Mary Harrington is the director of the Early Head Start Center at Moore Community House. Everyday she sees the impact quality early education is having on infants and toddlers in Harrison County.
"They learn their basic colors, their letters," she said. "By the time they leave us, most of the time they can pretty much write their names know most of their letters, their numbers."
Moore Community House Director Carol Burnett explained the curriculum is very thorough.
"It is a service for very low income families. It's also a service that has very comprehensive federal performance standards that make it a very rigorous childhood education experience."
Early Head Start serves children birth to age three. For eight hours a day, even through the summer months, children are in the classroom.
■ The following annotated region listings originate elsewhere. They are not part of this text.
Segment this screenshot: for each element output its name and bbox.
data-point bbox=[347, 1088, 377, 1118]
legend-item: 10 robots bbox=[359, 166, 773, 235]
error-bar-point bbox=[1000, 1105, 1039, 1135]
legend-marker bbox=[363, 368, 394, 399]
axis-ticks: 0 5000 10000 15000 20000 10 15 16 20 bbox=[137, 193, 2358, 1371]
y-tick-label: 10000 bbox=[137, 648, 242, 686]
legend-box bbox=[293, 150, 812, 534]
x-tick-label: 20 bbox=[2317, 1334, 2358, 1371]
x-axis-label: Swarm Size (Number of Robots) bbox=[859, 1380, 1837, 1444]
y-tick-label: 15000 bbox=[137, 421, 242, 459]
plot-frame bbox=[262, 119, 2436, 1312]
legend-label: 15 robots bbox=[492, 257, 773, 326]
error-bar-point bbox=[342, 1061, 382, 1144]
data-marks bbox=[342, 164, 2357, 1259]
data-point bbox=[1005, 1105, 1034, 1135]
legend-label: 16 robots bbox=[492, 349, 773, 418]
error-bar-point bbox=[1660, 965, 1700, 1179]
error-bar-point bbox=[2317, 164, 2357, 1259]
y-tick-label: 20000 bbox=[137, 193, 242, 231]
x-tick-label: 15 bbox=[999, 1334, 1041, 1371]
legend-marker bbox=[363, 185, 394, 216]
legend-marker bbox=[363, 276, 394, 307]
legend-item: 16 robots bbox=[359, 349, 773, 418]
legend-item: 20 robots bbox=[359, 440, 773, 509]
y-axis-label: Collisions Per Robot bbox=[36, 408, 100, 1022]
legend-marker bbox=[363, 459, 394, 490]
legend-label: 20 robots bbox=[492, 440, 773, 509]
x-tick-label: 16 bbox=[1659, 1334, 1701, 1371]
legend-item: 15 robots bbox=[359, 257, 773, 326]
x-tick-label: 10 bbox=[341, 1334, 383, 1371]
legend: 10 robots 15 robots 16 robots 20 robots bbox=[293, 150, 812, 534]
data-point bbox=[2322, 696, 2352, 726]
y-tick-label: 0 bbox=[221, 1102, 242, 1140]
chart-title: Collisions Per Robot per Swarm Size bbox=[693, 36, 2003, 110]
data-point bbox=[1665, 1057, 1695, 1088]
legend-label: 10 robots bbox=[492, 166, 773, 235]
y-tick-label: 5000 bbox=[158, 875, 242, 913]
They eat breakfast, lunch and snack at school, and parents who qualify don't have to pay for any of it. It's all federally funded, and administered through Moore Community House.
"Head Start and Early Head Start target families that are at 100% or 130% over the federal poverty level," said Burnett. "We have room in our program for 104 children, and we usually have a waiting list of 150 to 200 children. There's a great need."
President Obama in his state of the union address, addressed that need saying, "It's time we stop treating childcare as a side issue, or a women's issue and treat it like the national economic priority that it is for all us."
Carol Burnett agrees wholeheartedly.
"I believe that Early Head Start ought to be available to every family with an infant toddler, regardless of their income level. It is the gold standard for early childhood care for infants and toddlers."
Early Head Start works with pregnant women and helps babies transition from home into a child care setting. It also serves children with disabilities.